Proteins are biological polymers constructed from amino acids joined together to form peptides. These peptide subunits may bond with other peptides to form more complex structures. Multiple types of chemical bonds hold proteins together and bind them to other molecules. Take a closer look at the chemical bonds responsible for protein structure.
The primary structure of a protein consists of amino acids chained to each other. Amino acids are joined by peptide bonds. A peptide bond is a type of covalent bond between the carboxyl group of one amino acid and the amino group of another amino acid. Amino acids themselves are made of atoms joined together by covalent bonds.
The secondary structure describes the three-dimensional folding or coiling of a chain of amino acids (e.g., beta-pleated sheet, alpha helix). This three-dimensional shape is held in place by hydrogen bonds. A hydrogen bond is a dipole-dipole interaction between a hydrogen atom and an electronegative atom, such as nitrogen or oxygen. A single polypeptide chain may contain multiple alpha-helix and beta-pleated sheet regions.
Each alpha-helix is stabilized by hydrogen bonding between the amine and carbonyl groups on the same polypeptide chain.
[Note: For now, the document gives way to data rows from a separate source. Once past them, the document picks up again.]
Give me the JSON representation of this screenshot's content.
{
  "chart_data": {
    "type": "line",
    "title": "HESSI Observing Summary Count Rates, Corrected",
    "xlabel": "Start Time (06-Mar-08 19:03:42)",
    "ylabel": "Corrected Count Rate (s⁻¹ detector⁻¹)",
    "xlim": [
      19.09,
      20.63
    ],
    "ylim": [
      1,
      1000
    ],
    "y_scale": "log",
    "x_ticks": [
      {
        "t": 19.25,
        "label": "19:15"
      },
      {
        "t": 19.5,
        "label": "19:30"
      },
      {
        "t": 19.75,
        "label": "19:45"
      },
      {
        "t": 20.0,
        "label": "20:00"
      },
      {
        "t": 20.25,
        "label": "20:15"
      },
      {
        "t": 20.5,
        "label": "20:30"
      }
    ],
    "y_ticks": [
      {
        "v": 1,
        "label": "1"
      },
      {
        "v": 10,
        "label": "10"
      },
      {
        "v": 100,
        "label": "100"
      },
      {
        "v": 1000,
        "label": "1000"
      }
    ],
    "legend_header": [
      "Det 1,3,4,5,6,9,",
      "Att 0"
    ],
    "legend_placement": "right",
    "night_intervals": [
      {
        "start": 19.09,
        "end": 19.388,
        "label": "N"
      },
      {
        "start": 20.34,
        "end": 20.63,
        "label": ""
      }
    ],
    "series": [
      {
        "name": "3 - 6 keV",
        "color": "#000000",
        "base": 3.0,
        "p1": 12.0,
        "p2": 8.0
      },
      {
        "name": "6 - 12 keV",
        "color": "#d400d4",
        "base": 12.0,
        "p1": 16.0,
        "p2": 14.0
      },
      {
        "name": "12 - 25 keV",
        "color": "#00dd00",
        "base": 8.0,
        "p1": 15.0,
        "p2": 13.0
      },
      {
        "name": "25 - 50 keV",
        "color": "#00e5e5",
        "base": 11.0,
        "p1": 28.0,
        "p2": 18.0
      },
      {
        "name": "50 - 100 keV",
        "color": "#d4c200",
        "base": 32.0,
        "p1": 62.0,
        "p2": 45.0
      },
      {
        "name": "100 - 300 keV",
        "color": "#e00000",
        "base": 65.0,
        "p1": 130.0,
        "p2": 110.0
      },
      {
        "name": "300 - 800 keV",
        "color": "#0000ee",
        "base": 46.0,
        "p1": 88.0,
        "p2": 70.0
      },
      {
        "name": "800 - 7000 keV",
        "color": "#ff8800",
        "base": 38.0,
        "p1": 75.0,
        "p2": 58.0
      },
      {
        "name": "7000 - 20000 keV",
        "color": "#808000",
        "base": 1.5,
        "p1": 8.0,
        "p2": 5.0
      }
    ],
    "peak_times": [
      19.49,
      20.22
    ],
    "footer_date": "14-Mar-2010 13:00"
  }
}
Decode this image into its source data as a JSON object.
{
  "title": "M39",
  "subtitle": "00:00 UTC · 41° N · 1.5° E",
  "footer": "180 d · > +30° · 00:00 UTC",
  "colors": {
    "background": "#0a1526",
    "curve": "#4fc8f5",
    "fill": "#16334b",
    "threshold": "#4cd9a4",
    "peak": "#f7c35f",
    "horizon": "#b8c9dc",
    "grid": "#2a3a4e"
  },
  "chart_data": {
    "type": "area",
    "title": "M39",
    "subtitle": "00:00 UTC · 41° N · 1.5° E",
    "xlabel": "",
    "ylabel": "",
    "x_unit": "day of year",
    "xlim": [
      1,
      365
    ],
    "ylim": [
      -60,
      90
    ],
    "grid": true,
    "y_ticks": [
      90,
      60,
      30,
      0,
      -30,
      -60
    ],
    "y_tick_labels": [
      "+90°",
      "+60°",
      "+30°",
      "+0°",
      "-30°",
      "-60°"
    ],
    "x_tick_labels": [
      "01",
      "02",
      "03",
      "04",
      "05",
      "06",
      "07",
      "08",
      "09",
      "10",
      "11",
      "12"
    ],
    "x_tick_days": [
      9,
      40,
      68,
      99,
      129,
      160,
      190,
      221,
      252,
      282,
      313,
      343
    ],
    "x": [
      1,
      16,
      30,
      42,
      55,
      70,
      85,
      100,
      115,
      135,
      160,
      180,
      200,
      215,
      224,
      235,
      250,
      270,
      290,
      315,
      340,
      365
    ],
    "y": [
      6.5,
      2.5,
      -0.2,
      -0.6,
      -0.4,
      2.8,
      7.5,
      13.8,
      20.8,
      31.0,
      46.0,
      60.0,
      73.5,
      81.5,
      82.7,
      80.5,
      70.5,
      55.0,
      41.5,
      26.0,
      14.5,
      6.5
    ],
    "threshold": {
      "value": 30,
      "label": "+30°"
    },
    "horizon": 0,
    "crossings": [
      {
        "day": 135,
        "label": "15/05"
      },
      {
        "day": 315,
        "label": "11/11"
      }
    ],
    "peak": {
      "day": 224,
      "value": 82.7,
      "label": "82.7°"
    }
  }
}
The beta-pleated sheet is stabilized by hydrogen bonds between the amine groups of one polypeptide chain and carbonyl groups on a second adjacent chain.
Hydrogen Bonds, Ionic Bonds, Disulfide Bridges
While secondary structure describes the shape of chains of amino acids in space, tertiary structure is the overall shape assumed by the entire molecule, which may contain regions of both sheets and coils. If a protein consists of one polypeptide chain, a tertiary structure is the highest level of structure. Hydrogen bonding affects the tertiary structure of a protein. Also, the R-group of each amino acid may be either hydrophobic or hydrophilic.
Hydrophobic and Hydrophilic Interactions
Some proteins are made of subunits in which protein molecules bond together to form a larger unit. An example of such a protein is hemoglobin. Quaternary structure describes how the subunits fit together to form the larger molecule.